# Critical welder question!! - bought a Lincoln Weld Pak 100 - is it enough welder??



## tobycat

Just picked up a Lincoln Weld Pak 100 MIG for $50. I know it will probably be ok for 1/8" door flanges but will it be enough welder to weld critical parts like legs and firebox onto my 60 gallon 3/16" tank? And what would be my best chance as far as setup- wire size etc. I do have a gas bottle for it but will be welding outside so will want to use fluxcore.


----------



## kc5tpy

I see you aren't a welder.  No disrespect, just observation.  I am not familiar with that home use machine but no matter.  What you need to do is a technique which I thin k I can only describe.  put your "heat" on the thickest part of the metal and then ensure you are tying the thick part to the thinner part.  Next pass!  Ensure you are tying the first pass to the second pass and to the thinner metal.  Do you see where I am goin here?  1 bead around. Another bead around on top of the first and so on.  That way you can use colder temps.  NOT ideal but will work.  I wish I had photos but I hope you understand.  Keep Smokin!

Danny


----------



## tobycat

Danny thanks man! 
	

	
	
		
		



		
			






so the first pass is mostly burned to the thick piece -second pass ties the first bead to the thinner, should two passes be enough?.


----------



## oldschoolbbq

Tobycat , here's what Danny is trying to say...
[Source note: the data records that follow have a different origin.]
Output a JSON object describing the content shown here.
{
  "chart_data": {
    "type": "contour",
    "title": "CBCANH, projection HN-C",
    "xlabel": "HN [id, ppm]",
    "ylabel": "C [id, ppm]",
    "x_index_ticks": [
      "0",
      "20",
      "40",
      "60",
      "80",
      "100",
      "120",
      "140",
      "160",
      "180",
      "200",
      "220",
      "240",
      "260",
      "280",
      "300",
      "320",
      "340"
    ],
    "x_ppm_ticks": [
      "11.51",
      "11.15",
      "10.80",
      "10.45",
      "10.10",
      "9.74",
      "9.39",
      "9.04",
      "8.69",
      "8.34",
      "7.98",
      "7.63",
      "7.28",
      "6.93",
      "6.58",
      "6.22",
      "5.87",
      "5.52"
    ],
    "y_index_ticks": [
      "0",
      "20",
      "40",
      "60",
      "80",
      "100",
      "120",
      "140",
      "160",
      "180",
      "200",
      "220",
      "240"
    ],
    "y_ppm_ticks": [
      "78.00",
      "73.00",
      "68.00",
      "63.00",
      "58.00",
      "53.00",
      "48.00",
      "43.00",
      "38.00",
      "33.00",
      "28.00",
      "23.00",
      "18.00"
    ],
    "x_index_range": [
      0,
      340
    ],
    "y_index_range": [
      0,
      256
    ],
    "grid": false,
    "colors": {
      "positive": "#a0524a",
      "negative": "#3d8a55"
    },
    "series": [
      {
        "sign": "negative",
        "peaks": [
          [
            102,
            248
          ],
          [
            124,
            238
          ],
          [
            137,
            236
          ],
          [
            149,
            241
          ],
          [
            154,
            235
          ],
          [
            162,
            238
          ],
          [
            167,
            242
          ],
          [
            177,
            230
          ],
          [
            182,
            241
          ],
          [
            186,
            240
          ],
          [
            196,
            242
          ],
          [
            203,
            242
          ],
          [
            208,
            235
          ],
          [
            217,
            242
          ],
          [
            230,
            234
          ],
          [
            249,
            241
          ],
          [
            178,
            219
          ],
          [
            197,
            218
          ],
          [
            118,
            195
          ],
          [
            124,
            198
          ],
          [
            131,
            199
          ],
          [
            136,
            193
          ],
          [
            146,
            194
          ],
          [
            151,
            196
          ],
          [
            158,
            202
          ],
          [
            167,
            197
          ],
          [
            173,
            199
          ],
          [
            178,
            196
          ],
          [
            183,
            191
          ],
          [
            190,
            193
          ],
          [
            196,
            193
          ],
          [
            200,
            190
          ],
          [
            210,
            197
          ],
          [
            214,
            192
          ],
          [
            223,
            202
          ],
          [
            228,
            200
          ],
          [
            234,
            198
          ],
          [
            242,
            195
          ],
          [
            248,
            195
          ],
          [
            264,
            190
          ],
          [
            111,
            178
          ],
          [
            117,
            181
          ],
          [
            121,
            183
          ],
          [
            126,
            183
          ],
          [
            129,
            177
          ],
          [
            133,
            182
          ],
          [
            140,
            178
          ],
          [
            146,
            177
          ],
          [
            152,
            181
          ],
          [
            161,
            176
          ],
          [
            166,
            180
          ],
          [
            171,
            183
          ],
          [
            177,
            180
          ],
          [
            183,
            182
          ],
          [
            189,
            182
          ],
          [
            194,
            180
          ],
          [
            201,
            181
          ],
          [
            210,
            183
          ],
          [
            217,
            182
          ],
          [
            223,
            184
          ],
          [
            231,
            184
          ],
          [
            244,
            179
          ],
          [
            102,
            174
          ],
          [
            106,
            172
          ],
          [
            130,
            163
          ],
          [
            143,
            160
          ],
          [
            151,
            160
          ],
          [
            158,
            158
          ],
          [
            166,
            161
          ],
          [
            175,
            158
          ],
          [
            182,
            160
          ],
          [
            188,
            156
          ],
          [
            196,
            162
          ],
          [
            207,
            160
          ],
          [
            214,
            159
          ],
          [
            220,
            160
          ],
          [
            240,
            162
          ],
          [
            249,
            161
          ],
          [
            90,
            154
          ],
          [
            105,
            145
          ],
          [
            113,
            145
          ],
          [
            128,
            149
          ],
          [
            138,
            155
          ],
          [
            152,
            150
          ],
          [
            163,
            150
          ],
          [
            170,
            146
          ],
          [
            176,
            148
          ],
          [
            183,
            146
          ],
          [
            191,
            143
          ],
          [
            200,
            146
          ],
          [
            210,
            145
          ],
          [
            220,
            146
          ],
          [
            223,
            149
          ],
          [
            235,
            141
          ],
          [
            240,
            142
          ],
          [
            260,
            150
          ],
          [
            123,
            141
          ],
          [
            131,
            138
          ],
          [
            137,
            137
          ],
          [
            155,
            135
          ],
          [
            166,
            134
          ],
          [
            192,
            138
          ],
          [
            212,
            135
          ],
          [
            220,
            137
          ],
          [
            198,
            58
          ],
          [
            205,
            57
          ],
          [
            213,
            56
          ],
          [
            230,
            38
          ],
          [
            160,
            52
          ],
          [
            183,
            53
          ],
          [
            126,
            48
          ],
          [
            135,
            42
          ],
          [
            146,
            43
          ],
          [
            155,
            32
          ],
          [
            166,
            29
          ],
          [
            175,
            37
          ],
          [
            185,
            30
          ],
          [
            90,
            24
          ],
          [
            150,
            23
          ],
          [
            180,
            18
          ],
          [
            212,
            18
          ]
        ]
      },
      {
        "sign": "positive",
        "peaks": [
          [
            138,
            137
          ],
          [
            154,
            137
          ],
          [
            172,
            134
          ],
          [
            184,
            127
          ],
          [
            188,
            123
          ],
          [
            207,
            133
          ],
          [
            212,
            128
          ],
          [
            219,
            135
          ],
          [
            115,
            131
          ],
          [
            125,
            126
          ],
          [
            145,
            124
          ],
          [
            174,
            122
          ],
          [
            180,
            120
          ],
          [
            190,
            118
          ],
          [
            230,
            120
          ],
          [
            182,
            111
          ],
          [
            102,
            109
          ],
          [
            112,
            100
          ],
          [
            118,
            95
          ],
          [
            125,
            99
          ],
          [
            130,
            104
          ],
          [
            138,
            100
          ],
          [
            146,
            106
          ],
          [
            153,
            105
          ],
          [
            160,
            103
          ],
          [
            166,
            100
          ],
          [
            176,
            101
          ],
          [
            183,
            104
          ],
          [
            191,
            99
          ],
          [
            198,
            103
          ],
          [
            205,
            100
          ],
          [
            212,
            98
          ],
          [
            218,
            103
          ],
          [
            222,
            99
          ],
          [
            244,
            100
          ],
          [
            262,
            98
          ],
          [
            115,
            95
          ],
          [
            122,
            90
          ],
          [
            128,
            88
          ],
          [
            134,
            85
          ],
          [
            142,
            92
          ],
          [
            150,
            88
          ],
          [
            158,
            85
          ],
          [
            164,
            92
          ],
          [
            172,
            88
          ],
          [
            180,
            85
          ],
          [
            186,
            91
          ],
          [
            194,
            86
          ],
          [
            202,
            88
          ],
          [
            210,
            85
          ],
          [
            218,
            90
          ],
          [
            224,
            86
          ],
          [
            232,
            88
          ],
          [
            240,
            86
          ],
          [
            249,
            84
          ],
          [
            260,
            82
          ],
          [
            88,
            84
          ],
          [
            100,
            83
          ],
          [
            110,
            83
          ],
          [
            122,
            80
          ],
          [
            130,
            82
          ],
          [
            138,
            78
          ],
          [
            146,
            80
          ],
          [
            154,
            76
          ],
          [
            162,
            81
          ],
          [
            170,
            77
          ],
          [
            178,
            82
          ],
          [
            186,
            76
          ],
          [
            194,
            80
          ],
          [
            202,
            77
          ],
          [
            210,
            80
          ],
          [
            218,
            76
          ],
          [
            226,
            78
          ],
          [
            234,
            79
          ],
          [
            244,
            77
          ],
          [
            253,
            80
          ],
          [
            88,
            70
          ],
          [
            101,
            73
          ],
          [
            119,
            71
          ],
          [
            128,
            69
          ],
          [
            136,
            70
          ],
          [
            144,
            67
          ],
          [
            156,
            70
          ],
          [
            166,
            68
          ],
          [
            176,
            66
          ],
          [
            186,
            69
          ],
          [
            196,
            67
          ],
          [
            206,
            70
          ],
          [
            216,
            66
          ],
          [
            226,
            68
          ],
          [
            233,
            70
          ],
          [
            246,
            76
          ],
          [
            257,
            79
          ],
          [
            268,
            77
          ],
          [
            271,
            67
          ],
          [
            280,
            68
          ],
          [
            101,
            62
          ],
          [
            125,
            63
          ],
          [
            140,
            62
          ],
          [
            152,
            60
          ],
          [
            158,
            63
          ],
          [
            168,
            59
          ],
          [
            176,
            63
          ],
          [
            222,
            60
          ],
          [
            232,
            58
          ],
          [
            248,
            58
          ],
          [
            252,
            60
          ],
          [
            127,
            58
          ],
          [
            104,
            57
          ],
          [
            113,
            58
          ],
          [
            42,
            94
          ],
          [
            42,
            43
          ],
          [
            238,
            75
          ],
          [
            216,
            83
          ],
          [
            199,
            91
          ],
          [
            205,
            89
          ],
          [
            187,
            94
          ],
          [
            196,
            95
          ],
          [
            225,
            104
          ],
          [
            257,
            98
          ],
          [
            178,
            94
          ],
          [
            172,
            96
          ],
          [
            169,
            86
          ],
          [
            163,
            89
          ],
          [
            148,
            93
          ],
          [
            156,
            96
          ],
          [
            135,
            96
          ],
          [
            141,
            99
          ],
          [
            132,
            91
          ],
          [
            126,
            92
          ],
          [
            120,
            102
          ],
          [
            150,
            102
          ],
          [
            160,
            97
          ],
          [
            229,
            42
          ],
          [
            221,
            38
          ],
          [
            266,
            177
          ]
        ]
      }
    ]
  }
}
Stack your "beads"  like an upside-down Bowling Pin fashion (one pass , followed by 2 passes , followed by 3 passes ... on and on...) .In essence , building-up the metal.

Be sure to brush and clean after each pass. Get all the flux out.

Do as Danny said and grab the thick side and swirl it into the other side .

You should be fine...

Stan


----------



## daveomak

Preheat the metal with a propane weed burner.... the 100 won't get the metal hot enough on it's own....   Once hot, you can weld good passes.....


----------



## boykjo

IMHO sell it for the 50 you got it for and move up to a 140 for 110v. I recommend 220v for all your needs


----------



## daveomak




----------



## tobycat

This little Lincoln should get me through my  scuba tank build for now. I have been in the welding shop numerous times looking at the Miller 140 and 180 MIG.  I just couldn't convince myself to "pull the trigger" on a new welder yet.


----------